For PM Narendra Modi and home minister Amit Shah, Maharashtra has always been a prized state, not only because it is the country’s commercial hub but also because it has 48 Lok Sabha seats on offer, the second highest after Uttar Pradesh. When Pawar walked out in the last stretch of a dialogue over government formation with the BJP in 2019, Modi and Shah felt a sense of betrayal. Modi has a personal rapport with Pawar, often praising him fulsomely in public and even awarding him the Padma Vibhushan in 2017. Their common friends include industrialist Gautam Adani. Shah, on the other hand, has no such special equation with Pawar.
Nor does the BJP’s Maharashtra face, former CM Devendra Fadnavis. Having settled scores with Uddhav Thackeray by breaking the Shiv Sena last year, Shah and Fadnavis were looking to checkmate the NCP leadership. In fact, the playbook was uncannily similar in both cases: Identify restive individuals with vaulting ambitions, strike bargains with them, offer them the carrot of plum ministerial posts and, as other Opposition parties have speculated, use the stick of federal agencies.
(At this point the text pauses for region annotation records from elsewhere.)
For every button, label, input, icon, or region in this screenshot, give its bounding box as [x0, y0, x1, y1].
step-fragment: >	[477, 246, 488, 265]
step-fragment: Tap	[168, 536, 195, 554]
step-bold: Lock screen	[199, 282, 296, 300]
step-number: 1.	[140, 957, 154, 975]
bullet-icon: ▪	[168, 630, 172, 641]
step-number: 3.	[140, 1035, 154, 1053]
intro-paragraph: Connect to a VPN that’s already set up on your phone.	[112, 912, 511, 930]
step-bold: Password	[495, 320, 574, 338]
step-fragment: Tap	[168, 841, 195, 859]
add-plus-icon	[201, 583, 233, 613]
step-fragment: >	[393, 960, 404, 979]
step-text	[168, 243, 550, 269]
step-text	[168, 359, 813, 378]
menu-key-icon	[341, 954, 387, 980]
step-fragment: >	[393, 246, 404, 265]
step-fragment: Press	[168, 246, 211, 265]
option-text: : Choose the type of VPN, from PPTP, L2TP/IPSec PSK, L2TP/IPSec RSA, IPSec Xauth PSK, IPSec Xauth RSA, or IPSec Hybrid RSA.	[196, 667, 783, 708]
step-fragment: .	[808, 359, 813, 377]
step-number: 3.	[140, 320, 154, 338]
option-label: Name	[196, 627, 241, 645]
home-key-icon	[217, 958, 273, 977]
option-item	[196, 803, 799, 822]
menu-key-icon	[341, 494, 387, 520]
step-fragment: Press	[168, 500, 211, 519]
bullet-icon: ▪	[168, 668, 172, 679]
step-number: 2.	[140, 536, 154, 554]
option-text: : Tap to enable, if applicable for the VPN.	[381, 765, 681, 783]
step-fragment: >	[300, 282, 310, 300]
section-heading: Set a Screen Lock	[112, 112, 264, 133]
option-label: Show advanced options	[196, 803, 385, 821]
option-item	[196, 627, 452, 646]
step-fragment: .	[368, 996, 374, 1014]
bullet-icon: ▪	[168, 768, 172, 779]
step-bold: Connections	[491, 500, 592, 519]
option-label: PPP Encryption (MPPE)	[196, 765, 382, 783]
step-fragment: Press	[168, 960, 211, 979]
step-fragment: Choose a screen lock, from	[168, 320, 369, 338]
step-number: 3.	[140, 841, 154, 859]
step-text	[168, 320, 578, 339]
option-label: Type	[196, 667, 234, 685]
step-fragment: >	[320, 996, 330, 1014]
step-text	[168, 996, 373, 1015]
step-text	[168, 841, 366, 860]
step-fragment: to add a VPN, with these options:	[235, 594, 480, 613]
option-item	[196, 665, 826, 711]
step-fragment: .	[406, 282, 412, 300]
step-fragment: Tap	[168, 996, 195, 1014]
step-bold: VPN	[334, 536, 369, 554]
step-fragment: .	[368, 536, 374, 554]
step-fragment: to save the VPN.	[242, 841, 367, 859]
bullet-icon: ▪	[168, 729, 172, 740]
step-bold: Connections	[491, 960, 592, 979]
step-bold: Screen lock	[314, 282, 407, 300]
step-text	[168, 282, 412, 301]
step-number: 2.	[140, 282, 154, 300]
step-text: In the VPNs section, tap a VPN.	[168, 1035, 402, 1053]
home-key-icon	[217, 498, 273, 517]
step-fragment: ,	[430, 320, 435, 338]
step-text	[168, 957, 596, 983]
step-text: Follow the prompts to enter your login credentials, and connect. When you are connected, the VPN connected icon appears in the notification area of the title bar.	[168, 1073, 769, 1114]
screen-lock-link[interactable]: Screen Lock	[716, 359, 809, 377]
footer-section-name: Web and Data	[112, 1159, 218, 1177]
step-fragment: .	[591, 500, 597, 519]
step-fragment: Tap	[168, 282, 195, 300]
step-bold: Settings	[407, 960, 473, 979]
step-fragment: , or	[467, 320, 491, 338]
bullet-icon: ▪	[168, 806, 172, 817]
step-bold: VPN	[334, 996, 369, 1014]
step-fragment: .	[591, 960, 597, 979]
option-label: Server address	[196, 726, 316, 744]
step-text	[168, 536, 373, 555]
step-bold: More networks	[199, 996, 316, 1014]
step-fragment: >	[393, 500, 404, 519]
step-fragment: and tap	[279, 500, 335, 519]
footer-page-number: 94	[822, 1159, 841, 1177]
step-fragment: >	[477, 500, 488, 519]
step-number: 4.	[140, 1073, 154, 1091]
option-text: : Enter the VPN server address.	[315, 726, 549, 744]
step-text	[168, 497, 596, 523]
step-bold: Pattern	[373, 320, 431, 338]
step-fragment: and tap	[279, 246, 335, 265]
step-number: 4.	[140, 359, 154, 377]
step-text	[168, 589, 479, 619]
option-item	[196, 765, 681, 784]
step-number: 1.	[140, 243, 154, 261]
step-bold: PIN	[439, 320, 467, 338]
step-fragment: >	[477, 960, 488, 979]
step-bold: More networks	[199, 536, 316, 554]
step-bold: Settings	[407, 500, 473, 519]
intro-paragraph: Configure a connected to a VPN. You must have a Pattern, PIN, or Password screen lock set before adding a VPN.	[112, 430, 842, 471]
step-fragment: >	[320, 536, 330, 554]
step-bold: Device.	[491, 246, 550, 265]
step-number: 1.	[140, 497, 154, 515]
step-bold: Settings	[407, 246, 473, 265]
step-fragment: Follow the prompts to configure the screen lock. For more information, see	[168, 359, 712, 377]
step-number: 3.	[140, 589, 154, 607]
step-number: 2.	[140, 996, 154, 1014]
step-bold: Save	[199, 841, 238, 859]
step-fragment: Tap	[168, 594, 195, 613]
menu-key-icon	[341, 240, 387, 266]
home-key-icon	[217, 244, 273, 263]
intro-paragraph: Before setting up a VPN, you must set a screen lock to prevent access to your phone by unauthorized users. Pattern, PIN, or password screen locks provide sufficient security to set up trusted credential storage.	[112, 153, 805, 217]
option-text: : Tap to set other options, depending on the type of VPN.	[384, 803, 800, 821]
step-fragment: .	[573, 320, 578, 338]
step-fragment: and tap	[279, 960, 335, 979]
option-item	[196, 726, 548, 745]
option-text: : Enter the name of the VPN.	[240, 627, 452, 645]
That both the major regional parties of Maharashtra are so vulnerable reveals the complete breakdown of the state’s moral and political core. While the Sena was held together by the ideological glue of Maharashtrian asmita (self-respect) and later Hindutva, the post-Bal Thackeray leadership has struggled to match the charismatic personality of the organisation’s eternal mascot. The NCP’s ideology, by contrast, is almost non-existent. The party was founded by Sharad Pawar against the backdrop of his stand against Sonia Gandhi’s foreign origin. But once Mrs Gandhi withdrew from the prime ministerial stakes in 2004, the very raison d’etre of the NCP was called into question. The party then became a transactional coalition of Maharashtra’s agrarian and industrial bourgeoisie, driven by the lure of wealth and power and Pawar’s persona as the consummate dealmaking politician.
Power can be ephemeral. The BJP is the country’s number one party at the moment by some distance, but in the more combative terrain of Maharashtra, it is still to establish its dominance. Which explains its urgent need to make alliances and break parties ahead of next year’s Lok Sabha and assembly elections. Which is also why the 2024 battle presents the inscrutable Pawar, down but not out, one last opportunity to reclaim his position as a front-ranking politician. In Bollywood lingo, picture abhi baaki hai (The picture is still not over)!
Post-script: When I asked him for the secret to his political longevity, Sharad Pawar replied: “In one word: Patience.” Which is why when his nephew taunted him by asking him to retire, Pawar’s reply was typically unflappable: “I am neither tired nor retired.” Maharashtra’s game of thrones awaits a final act next year.
Rajdeep Sardesai is a senior journalist and author. The views expressed are personal.